Süper Lig’de bugün ve yarın oynanacak karşılaşmalar sonrasında 14. Hafta tamamlanacak.
Şuanki duruma göre, Alanyaspor, Fenerbahçe ve Beşiktaş, yazıyı yazdığım çarşamba günü maçlarını henüz oynanmamışlardı. Duruma baktığımızda; Alanyaspor 26 puan, Galatasaray 26 puan Fenerbahçe 23 Puan. Beşiktaş ise 22 puan olarak ilk dört sırayı paylaşıyorlardı. Bugün ve yarın oynanacak karşılaşmalar sonrasında sıralamada nasıl bir değişiklik olur bilemiyoruz ama, hangi sonuç çıkarsa çıksın, Alanyaspor bu hafta arasını da lider olarak tamamlayıp 15 hafta karşılaşmalarını bekleyecek. İki maçlı bir hafta neler getirecek, götürecek, göreceğiz.
Süper Ligdeki gidişat şimdilik böyle..
Geçe hafta bu köşede yazdığım yazımı şöyle bir kısa paragrafla tamamlamıştım;
“Farkında mısınız, haftadan haftaya berbat yönetimlerini südüren hakemlerden hiç söz edemedik.. Onlar hep aynı. Sahada hakemler var ama, kararlar uzak diyarlardaki “VAR” hakemlerinden geliyor.
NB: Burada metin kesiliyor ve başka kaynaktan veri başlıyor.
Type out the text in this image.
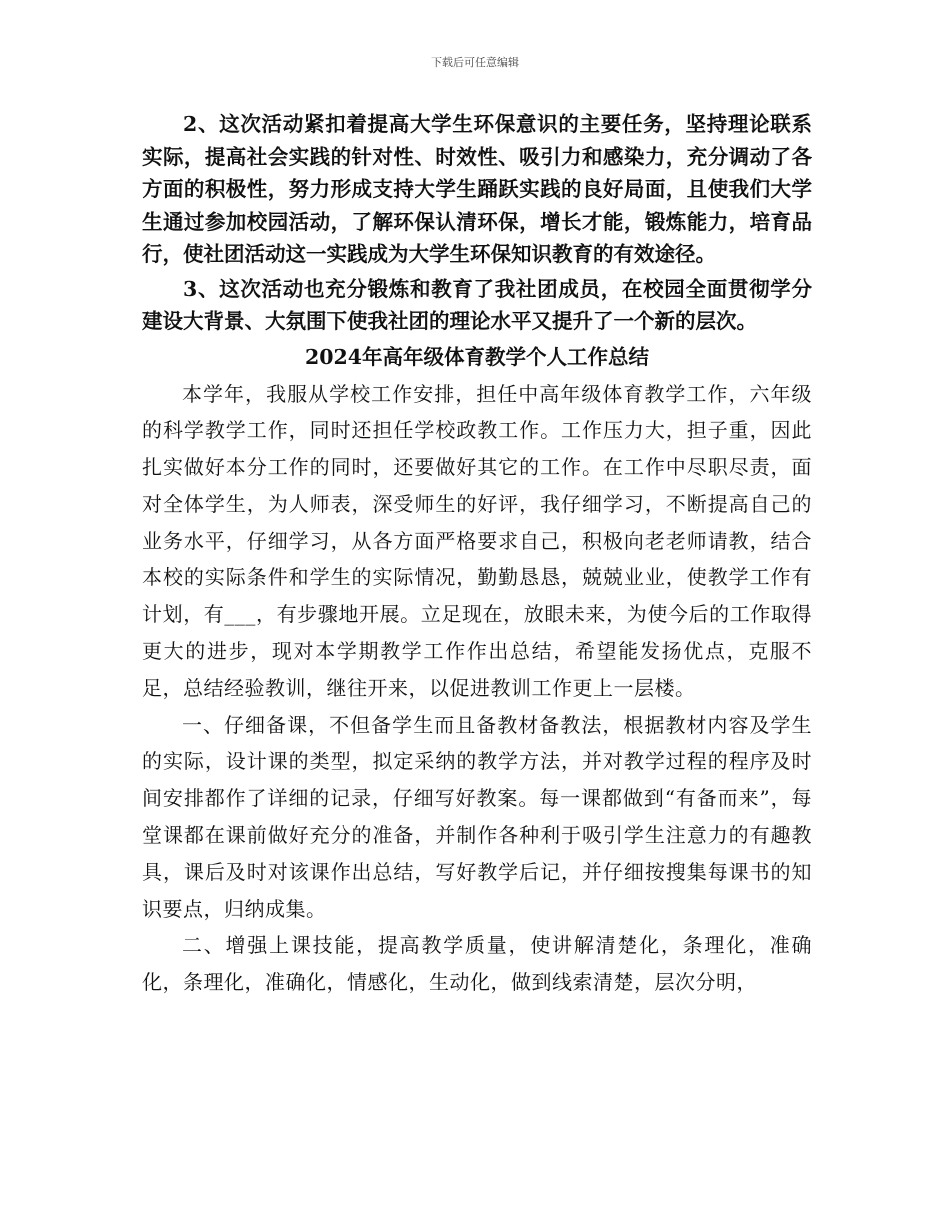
下载后可任意编辑

2、这次活动紧扣着提高大学生环保意识的主要任务，坚持理论联系实际，提高社会实践的针对性、时效性、吸引力和感染力，充分调动了各方面的积极性，努力形成支持大学生踊跃实践的良好局面，且使我们大学生通过参加校园活动，了解环保认清环保，增长才能，锻炼能力，培育品行，使社团活动这一实践成为大学生环保知识教育的有效途径。

3、这次活动也充分锻炼和教育了我社团成员，在校园全面贯彻学分建设大背景、大氛围下使我社团的理论水平又提升了一个新的层次。

2024年高年级体育教学个人工作总结

本学年，我服从学校工作安排，担任中高年级体育教学工作，六年级的科学教学工作，同时还担任学校政教工作。工作压力大，担子重，因此扎实做好本分工作的同时，还要做好其它的工作。在工作中尽职尽责，面对全体学生，为人师表，深受师生的好评，我仔细学习，不断提高自己的业务水平，仔细学习，从各方面严格要求自己，积极向老老师请教，结合本校的实际条件和学生的实际情况，勤勤恳恳，兢兢业业，使教学工作有计划，有___，有步骤地开展。立足现在，放眼未来，为使今后的工作取得更大的进步，现对本学期教学工作作出总结，希望能发扬优点，克服不足，总结经验教训，继往开来，以促进教训工作更上一层楼。

一、仔细备课，不但备学生而且备教材备教法，根据教材内容及学生的实际，设计课的类型，拟定采纳的教学方法，并对教学过程的程序及时间安排都作了详细的记录，仔细写好教案。每一课都做到“有备而来”，每堂课都在课前做好充分的准备，并制作各种利于吸引学生注意力的有趣教具，课后及时对该课作出总结，写好教学后记，并仔细按搜集每课书的知识要点，归纳成集。

二、增强上课技能，提高教学质量，使讲解清楚化，条理化，准确化，条理化，准确化，情感化，生动化，做到线索清楚，层次分明，
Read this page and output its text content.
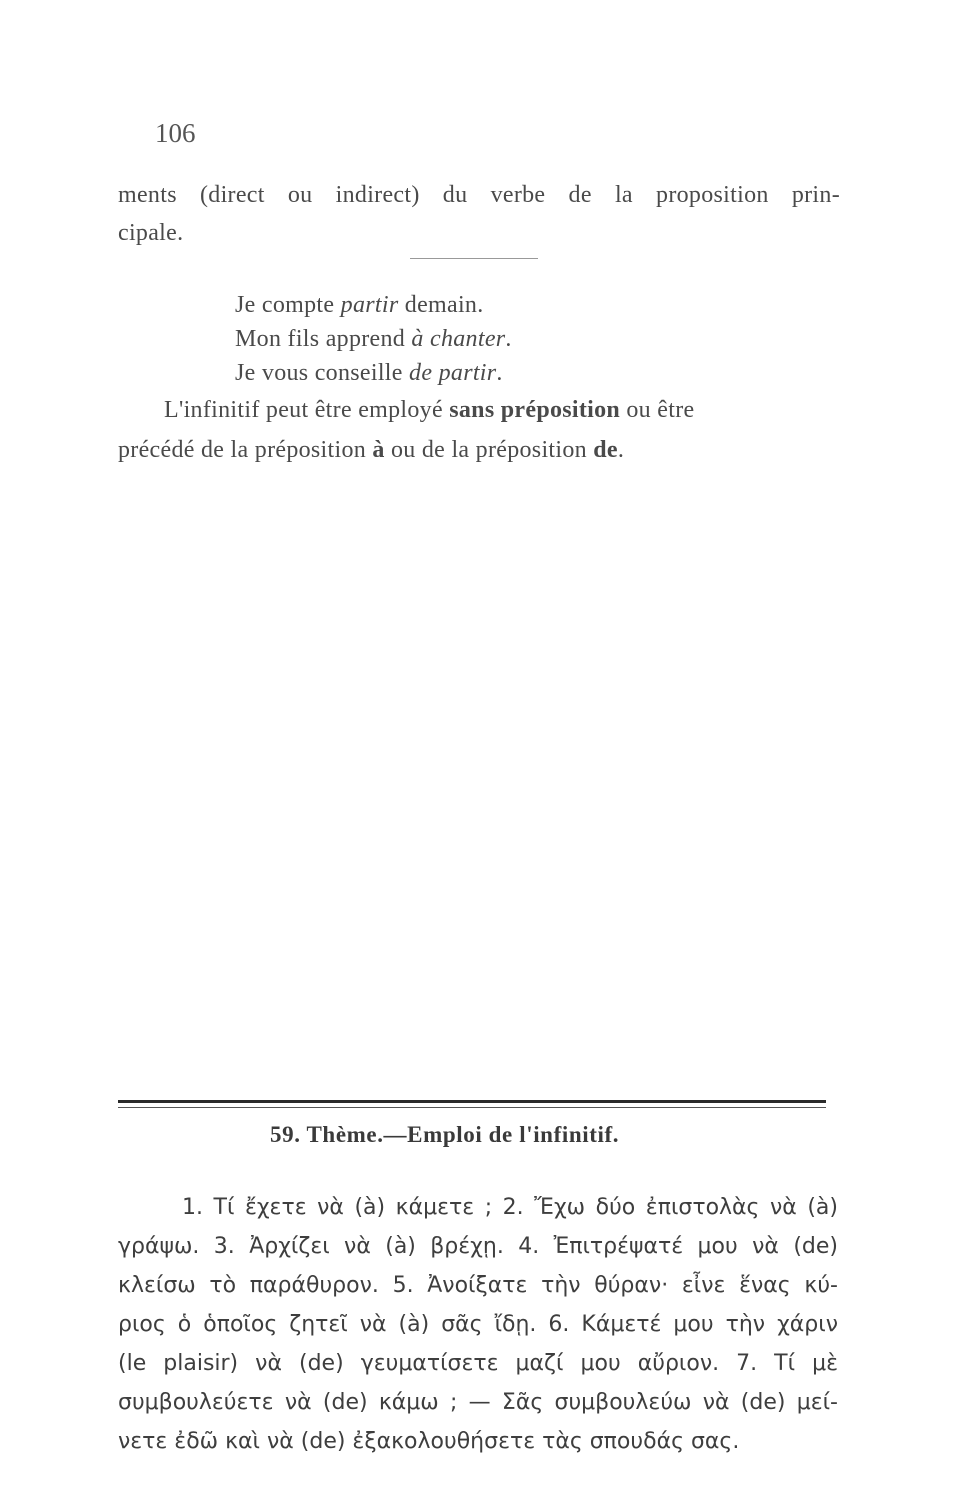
106
ments (direct ou indirect) du verbe de la proposition prin-
cipale.
Je compte partir demain.
Mon fils apprend à chanter.
Je vous conseille de partir.
L'infinitif peut être employé sans préposition ou être
précédé de la préposition à ou de la préposition de.
59. Thème.—Emploi de l'infinitif.
1. Τί ἔχετε νὰ (à) κάμετε ; 2. Ἔχω δύο ἐπιστολὰς νὰ (à)
γράψω. 3. Ἀρχίζει νὰ (à) βρέχῃ. 4. Ἐπιτρέψατέ μου νὰ (de)
κλείσω τὸ παράθυρον. 5. Ἀνοίξατε τὴν θύραν· εἶνε ἕνας κύ-
ριος ὁ ὁποῖος ζητεῖ νὰ (à) σᾶς ἴδῃ. 6. Κάμετέ μου τὴν χάριν
(le plaisir) νὰ (de) γευματίσετε μαζί μου αὔριον. 7. Τί μὲ
συμβουλεύετε νὰ (de) κάμω ; — Σᾶς συμβουλεύω νὰ (de) μεί-
νετε ἐδῶ καὶ νὰ (de) ἐξακολουθήσετε τὰς σπουδάς σας.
Yönetenler ve onları atayanlar, yaşanan bu durumda “üç maymun”u oynuyorlar; görmüyorlar, duymuyorlar ve konuşmuyorlar..”
Geçen hafta yazdığım yerdeyim hala. Değişen hiçbir şey yok. Ve bu durum giderek de daha kötü hale gelecek gibi görünüyor. Geçen hafta da, hakem hataları dillere destandı. Hem de bu hatalara imza atanlar nam-ı değer FIFA kokartlı hakemlerimizdi. Bu dönem artık çok net belli ki, hakemlerimiz bu “VAR” denilen şeye tamamen teslim olmuş durumdalar. “VAR”ın varlığı; tarışma yaratacak kararlarda doğruya ulaşabilmek için, maçın hakemine yardımcı olmaktır. Ama gri durumdaki pozisyon kararlarında “VAR” kesinlikle karar vermede etkili olamaması gerekiyor. Hakemlerimiz maalesef ki, bu durumlarda sorumluluktan kaçmak için “VAR”a başvuruyorlar ve “VAR” hakemlerinin yanlış değerlendirilmiş kararlarına mahküm oluyorlar. “VAR”daki hakemlerin bu durumlardaki kararları ise, neredeyse çoğunluğu yanlış. Değerlendirmelerinde hiçbir standart yok. Bunu maalesef ki, yakalarında FIFA kokartı taşıyan hakemlerimiz de yapıyor.
Fenerbahçe karşılaşmasında Cüneyt Çakır’ın “VAR” gidip incelemesi sonrasında yan hakemin yanlış ofsayt değerlendirmesini onaylayarak Fenerbahçenin golünü ofsayt olarak değerlendirmesi ve golu iptali, oyunun gidişatına etkili olmuştur. Bu değerlendirmede golün iptali yanlıştı. Dün oynanan Galatasaray-Göztepe karşılaşmasında da kopya gibi aynı pozisyon oldu. Bu “VAR” görüntüsünde de çok net belliydi ve karşılaşma hakemi doğru olanı yaptı, golü geçerli saydı.
Bu iş bu kadar mı kontrolden çıktı?
MHK bu konuda ne yapmayı düşünüyor acaba!